By Guest Contributor Tami Winfrey Harris, cross-posted from What Tami Said
Over the course of six decades, some six million black Southerners left the land of their forefathers and fanned out across the country for an uncertain existence in nearly every other corner of America. The Great Migration would become a turning point in history. It would transform urban American and recast the social and political order of every city it touched. It would force the South to search its soul and finally lay aside a feudal cast system. It grew out of the unmet promises made after the Civil War and, through the sheet weight of it, helped push the country toward the civil rights revolutions of the 1960s.
During this time, a good portion of all Black Americans alive picked up and left the tobacco farms of Virginia, the rice plantations of South Carolina, cotton fields in East Texas and Mississippi, and the villages and backwoods of the remaining Southern states–Alabama, Arkansas, Florida, Georgia, Kentucky, Louisiana, North Carolina, Tennessee, and, by some measures, Oklahoma. They set out for cities they had whispered about among themselves or had seen in a mail order catalogue. Some came straight from the fields with their King James Bibles and old twelve-string guitars. Still more were townspeople looking to be their fuller selves, tradesmen following their customers, pastors trailing their flocks.

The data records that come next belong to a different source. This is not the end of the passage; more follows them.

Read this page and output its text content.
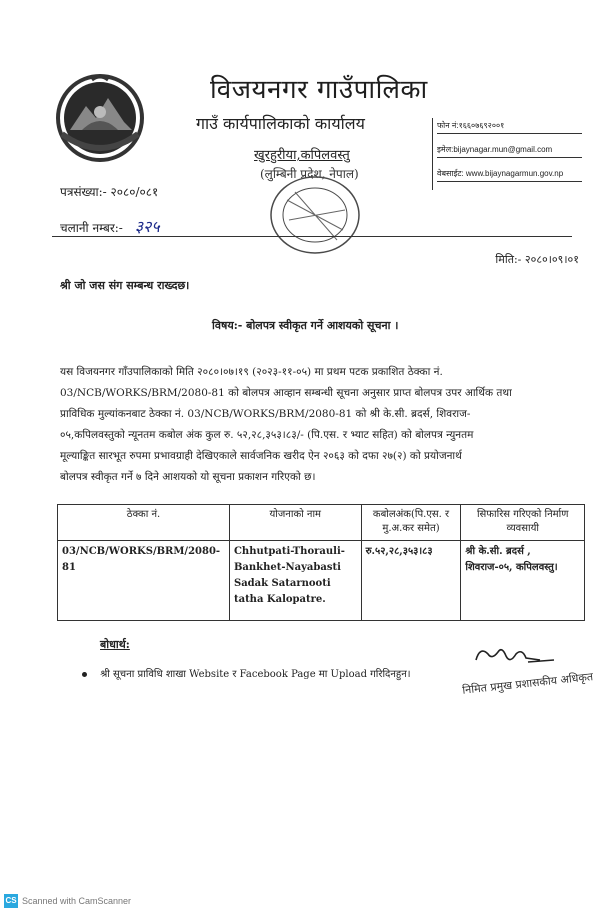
विजयनगर गाउँपालिका
गाउँ कार्यपालिकाको कार्यालय
खुरहुरीया,कपिलवस्तु
(लुम्बिनी प्रदेश, नेपाल)
फोन नं:१६६०७६९२००१
इमेल:bijaynagar.mun@gmail.com
वेबसाईट: www.bijaynagarmun.gov.np
पत्रसंख्या:- २०८०/०८१
चलानी नम्बर:- ३२५
मिति:- २०८०।०९।०१
श्री जो जस संग सम्बन्ध राख्दछ।
विषय:- बोलपत्र स्वीकृत गर्ने आशयको सूचना ।
यस विजयनगर गाँउपालिकाको मिति २०८०।०७।१९ (२०२३-११-०५) मा प्रथम पटक प्रकाशित ठेक्का नं.
03/NCB/WORKS/BRM/2080-81 को बोलपत्र आव्हान सम्बन्धी सूचना अनुसार प्राप्त बोलपत्र उपर आर्थिक तथा
प्राविधिक मुल्यांकनबाट ठेक्का नं. 03/NCB/WORKS/BRM/2080-81 को श्री के.सी. ब्रदर्स, शिवराज-
०५,कपिलवस्तुको न्यूनतम कबोल अंक कुल रु. ५२,२८,३५३।८३/- (पि.एस. र भ्याट सहित) को बोलपत्र न्युनतम
मूल्याङ्कित सारभूत रुपमा प्रभावग्राही देखिएकाले सार्वजनिक खरीद ऐन २०६३ को दफा २७(२) को प्रयोजनार्थ
बोलपत्र स्वीकृत गर्ने ७ दिने आशयको यो सूचना प्रकाशन गरिएको छ।
ठेक्का नं.	योजनाको नाम	कबोलअंक(पि.एस. र मु.अ.कर समेत)	सिफारिस गरिएको निर्माण व्यवसायी
03/NCB/WORKS/BRM/2080-81	Chhutpati-Thorauli-Bankhet-Nayabasti Sadak Satarnooti tatha Kalopatre.	रु.५२,२८,३५३।८३	श्री के.सी. ब्रदर्स , शिवराज-०५, कपिलवस्तु।
बोधार्थ:
श्री सूचना प्राविधि शाखा Website र Facebook Page मा Upload गरिदिनहुन।	निमित प्रमुख प्रशासकीय अधिकृत
CS Scanned with CamScanner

— The Warmth of Other Suns: The Epic Story of America’s Great Migration by Isabel Wilkerson
I was trying to explain to a friend–a 40-year-old white guy–how I really want to travel with my nieces and nephews to Mississippi, so they can experience going “down South” in the summertime, something they have never done. He replied, “Yeah, my family used to head down to the beach in Florida all the time, when I was a kid.” And I had a hard time articulating that what I am speaking of is different. Here in Central Indiana, it seems every white family clears out of town to the Florida beaches come Spring Break or summertime. But what I’m talking about is different.